Минуты сливались в один мутный поток, в который зашли мы вместе с государем, забыв о том, что еще совсем недавно наши отношения были более чем прохладными. Усталые глаза с небывалым интересом смотрят на разложенные бумаги, на которых вырисовывается едва видимый в ночи чертеж с маленькими пометками на полях страниц.

– Что это? – наконец спросил Петр, обращая на меня свой взор после чуть ли не десятиминутного разглядывания чертежей.

– Казнозарядная фузея, отец, – ответил я, прекрасно понимая, что эти эскизы всего лишь подобие настоящего механизма, устройство которого я описал, надеюсь, достаточно подробно, вот только пропорции и сами детали необходимо еще дорабатывать. – Конечно, ее необходимо довести до ума и испытать…

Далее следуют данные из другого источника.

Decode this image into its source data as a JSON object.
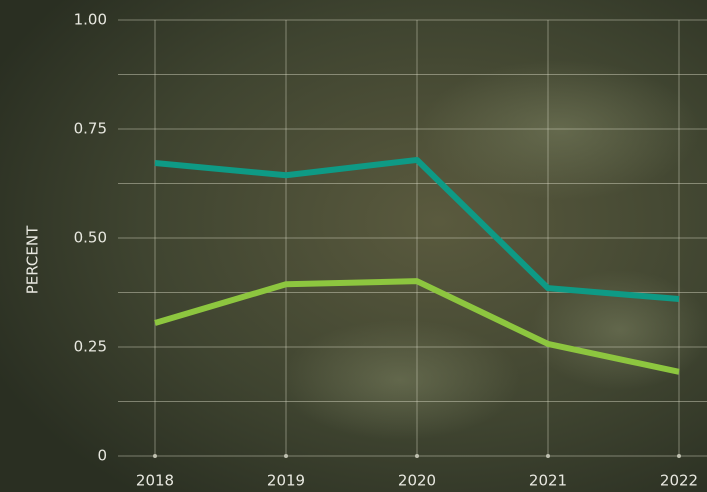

– А при чем здесь та смесь? И выстрелы?

Даже изучив новое оружие, государь все равно не понимал предназначения фузеи.

– Дело в том, батюшка, что вот эта игла, – указал я на внутреннее устройство затвора и спускового механизма, – резко выдвигаясь вперед при помощи пружины, которая, в свою очередь, сдерживается курком, должна будет пробить ту смесь, которая и воспламенит порох внутри фузеи, без участия кремниевого замка.

– Ну допустим, что так и будет. Вот только все равно потребуется много времени, чтобы ссыпать отмеренный порох в эту нишу… – допытывал меня государь.

– Вот тут-то и начинается самое интересное, батюшка. Не потребуется ничего насыпать в нишу.

– Как так? – удивился Петр. – А как же ты пулей из ствола выстрелишь? Щелчком?

– Нет, – не поддержал я шутки царя. – Каждый заряд будет отмерен и помещен в специальное хранилище. Я назвал его патрон, вот он-то и позволит делать не менее пяти выстрелов в минуту. Только, отец, я не хотел бы пока открывать все секреты, пусть это будет сюрпризом. Хорошо, батюшка?

– Знаешь, сын, с каким настроением я ехал сюда? – подумав немного, тихо спросил меня царь, глядя на меня совершенно другим взглядом, нежели тот, который был в начале проверки.

– Нет, отец.

– Я не ожидал от тебя ничего хорошего и дельного, и даже заверения некоторых людей о том, что ты наконец взялся за ум, не разубедили меня. Но сейчас, поговорив с тобой, я увидел другого человека, – так же тихо сказал Петр. – Ты не был таким…

– Я знаю, батюшка, – как можно спокойнее сказал я. – Но, побывав на краю смерти, я стал о многом думать иначе.

– Но ведь ты всегда был шибко верующим, и этого никак нельзя не помнить, – хмуро бросил Петр, намекая на протопопа Якова, который так яро настраивал Алексея против родного отца и его реформ.

– Явление было мне, отец, – тихо сказал я. – Я умирал… или думал, что умираю, и в страдании пришло мне понимание моей прошлой жизни и моего истинного предназначения.

– Странные речи ведешь, сын, – довольно буднично сказал Петр, успокаиваясь. – А я уж было думал: что с тобой такое случилось, что ты за голову так внезапно взялся? Тогда у меня к тебе главный вопрос.

– Конечно, батюшка.

– Как ты думаешь, чего я всего больше жду от тебя?

Говоря это, Петр отвернулся, обводя глазами комнату.

– Чтобы я не был камнем, который давит на твою душу, отец.

Вымолвив эти слова, я заметил, как резко спал с лица Петр, вдруг опустивший плечи и немного наклонивший голову. Словно мои слова сняли с его плеч и души тяжесть, которая доселе упорно не давала ему покоя.

– И как ты это себе теперь видишь?

– Помогать тебе во всех начинаниях твоих, во всю меру моих способностей.

– Похвально, – крякнул государь, не ожидавший такого ответа.

«Видимо, я действительно выбил Петра из колеи, раз он отказался от роли сурового начальника и отца в одном лице, приехавшего распекать нерадивого сына», – осенило меня.